Air Commodore P. J. Wiseman, a British officer who visited many active archaeological sites during his career in the Middle East, found that ancient narrative tablets usually ended in colophons which had a very specific format consisting of three parts: 1) "this has been the history/book/genealogy of..."; 2) the name of the person who wrote or owned the tablet; and 3) a date (such as "in the year of the great earthquake" or "the 3rd year of king so-and-so," etc.).
"[2] R. K. Harrison in his Introduction to the Old Testament wrote approvingly of [Wiseman's] approach which "had the distinct advantage of relating the ancient Mesopotamian sources underlying Genesis to an authentic Mesopotamian life-situation, unlike the attempts of the Graf–Wellhausen school, and showed that the methods of writing and compilation employed in Genesis were in essential harmony with the processes current among the scribes of ancient Babylonia.

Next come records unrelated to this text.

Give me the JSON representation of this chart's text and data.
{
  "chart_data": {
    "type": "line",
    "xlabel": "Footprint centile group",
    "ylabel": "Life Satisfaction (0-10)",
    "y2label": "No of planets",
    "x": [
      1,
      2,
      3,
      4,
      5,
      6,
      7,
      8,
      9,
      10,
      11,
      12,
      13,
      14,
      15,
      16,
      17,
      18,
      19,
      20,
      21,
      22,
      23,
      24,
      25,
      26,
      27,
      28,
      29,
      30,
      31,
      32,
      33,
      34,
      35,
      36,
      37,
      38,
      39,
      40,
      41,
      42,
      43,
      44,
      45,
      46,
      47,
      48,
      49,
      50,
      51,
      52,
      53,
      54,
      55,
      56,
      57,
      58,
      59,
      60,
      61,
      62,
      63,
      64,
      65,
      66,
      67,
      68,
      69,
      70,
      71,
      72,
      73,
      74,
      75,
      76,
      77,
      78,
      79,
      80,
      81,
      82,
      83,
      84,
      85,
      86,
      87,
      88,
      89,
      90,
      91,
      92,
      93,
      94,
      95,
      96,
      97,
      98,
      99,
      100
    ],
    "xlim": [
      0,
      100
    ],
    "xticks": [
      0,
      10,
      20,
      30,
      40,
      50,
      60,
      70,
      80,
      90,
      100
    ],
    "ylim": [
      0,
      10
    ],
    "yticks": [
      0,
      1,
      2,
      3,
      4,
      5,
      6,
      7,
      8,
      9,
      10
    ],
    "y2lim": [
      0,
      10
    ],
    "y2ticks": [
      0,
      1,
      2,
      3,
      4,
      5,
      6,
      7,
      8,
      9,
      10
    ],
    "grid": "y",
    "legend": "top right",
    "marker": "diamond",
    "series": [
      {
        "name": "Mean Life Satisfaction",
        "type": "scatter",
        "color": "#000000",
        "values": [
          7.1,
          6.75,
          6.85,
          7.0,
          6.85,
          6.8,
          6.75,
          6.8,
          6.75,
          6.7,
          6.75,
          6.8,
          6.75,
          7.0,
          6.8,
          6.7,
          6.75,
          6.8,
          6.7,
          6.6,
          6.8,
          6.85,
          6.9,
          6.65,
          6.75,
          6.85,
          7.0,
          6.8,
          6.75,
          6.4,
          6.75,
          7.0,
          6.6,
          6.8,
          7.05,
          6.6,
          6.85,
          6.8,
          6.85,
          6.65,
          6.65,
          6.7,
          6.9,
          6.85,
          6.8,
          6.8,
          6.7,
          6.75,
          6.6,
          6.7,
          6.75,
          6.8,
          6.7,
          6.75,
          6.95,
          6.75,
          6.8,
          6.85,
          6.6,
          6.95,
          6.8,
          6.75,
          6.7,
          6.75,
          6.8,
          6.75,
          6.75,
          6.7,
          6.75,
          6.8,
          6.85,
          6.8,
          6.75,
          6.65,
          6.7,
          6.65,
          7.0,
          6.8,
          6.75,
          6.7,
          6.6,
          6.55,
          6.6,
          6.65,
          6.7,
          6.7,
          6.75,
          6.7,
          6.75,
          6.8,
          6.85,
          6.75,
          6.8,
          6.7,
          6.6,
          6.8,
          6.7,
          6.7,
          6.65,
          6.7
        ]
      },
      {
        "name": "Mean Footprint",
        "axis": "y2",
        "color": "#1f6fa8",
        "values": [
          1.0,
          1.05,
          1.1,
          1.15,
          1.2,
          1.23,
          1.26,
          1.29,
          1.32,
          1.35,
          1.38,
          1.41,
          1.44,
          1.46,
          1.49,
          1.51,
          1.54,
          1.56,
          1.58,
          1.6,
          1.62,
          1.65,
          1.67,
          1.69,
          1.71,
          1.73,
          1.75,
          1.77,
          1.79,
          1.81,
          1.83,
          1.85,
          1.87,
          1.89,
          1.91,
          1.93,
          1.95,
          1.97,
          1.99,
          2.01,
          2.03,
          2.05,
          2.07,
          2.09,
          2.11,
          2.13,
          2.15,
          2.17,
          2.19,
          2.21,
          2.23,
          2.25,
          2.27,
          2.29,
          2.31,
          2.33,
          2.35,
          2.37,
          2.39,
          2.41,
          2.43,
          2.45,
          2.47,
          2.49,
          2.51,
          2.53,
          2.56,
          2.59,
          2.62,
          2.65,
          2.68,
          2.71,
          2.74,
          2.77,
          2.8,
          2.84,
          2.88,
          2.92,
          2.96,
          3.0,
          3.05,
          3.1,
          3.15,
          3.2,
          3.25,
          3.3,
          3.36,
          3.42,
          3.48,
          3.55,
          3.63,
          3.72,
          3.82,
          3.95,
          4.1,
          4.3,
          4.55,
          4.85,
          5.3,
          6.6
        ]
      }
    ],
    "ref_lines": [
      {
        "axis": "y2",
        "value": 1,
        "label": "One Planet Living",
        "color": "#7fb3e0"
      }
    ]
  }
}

"[3] Harrison noted that these examples had been discounted by scholars who follow Wellhausen and the Documentary hypothesis, since the central basis of the Documentary hypothesis is that the Pentateuch is mostly a work composed by unknown editors and authors who lived much later than the time of Moses.
[4] Donald Wiseman noted in the foreword to the revised edition of his father's book that since it had first been written (1936) many more colophons have been discovered among Babylonian cuneiform texts[5][6] which substantiated the use of this scribal device.
Texts from Syria and Mesopotamia[7] show continuity in tradition of scribal education and literary practices for more than two millennia, giving fixed and dated points.